Another 10,100 individuals are listed as missing in the Mediterranean city, according to Marie el-Drese, the secretary-general of the International Federation of Red Cross and Red Crescent Societies (IFRC) in Libya. The previous death toll estimate from health authorities for Derna was 5,500. About 170 additional individuals were killed by the storm elsewhere in the nation.
The figure could reach 20,000, according to Derna’s mayor, Abdel-Moneim al-Ghaithi, given how many neighbourhoods were affected.
On Sunday night, flooding in Derna carried away entire families, exposing weaknesses in the oil-rich nation, which has been embroiled in strife ever since a 2011 uprising that deposed long-reigning dictator Muammar Gaddafi.
“Within seconds the water level suddenly rose,” recounted one injured survivor who said he was swept away with his mother in the late-night ordeal before they both managed to scramble into an empty building downstream.
“The water was rising with us until we got to the fourth floor,” the unidentified man said from his hospital bed, in testimony published by the Benghazi Medical Center
“We could hear screams.

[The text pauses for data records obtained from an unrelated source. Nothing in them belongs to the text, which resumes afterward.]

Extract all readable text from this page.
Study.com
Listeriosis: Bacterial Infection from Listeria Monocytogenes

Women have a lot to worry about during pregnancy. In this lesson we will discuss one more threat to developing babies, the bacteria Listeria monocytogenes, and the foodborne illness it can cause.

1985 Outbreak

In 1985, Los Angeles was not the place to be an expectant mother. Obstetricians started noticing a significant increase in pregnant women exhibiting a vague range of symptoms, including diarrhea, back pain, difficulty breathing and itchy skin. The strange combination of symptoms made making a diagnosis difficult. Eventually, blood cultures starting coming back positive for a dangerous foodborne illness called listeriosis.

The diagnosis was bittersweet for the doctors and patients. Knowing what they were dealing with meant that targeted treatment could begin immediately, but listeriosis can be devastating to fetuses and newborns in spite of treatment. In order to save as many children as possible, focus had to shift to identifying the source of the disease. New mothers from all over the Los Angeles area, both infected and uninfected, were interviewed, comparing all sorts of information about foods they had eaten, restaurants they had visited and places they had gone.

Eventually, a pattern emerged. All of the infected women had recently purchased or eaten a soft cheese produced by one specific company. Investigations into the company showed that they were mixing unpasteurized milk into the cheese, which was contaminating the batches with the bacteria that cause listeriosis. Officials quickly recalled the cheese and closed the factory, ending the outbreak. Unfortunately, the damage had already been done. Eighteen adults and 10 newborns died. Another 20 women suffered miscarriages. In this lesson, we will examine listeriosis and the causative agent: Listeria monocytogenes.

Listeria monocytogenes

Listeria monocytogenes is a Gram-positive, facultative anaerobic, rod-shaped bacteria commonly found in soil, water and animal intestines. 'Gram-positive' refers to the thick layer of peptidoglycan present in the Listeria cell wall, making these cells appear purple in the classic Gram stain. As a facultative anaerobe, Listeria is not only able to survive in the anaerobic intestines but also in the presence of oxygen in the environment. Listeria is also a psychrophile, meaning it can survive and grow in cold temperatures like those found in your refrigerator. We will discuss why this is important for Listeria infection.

From the window, I saw cars and bodies being carried away by the water. It lasted an hour or an hour and a half – but for us, it felt like a year.
The number of fatalities in Derna was far lower, according to Tariq al-Kharaz, a spokesman for the interior ministry, at around 3,000.
“The catastrophe is massive and as a result access to many areas is not possible. Many areas suffered total damage. Many dead bodies are still under the debris, others washed away into the sea,” al-Kharaz told Al Jazeera.
According to Health Minister Othman Abduljalil, the storm also claimed the lives of over 170 individuals in other areas of eastern Libya, including the cities of Bayda, Susa, Um Razaz, and Marj.
According to IFRC, rescuers searching amid the mud and debris remain optimistic about finding survivors.
“The hope is there, is always there, to find people alive,” said Tamer Ramadan, head of the group’s rescue effort in the North African country.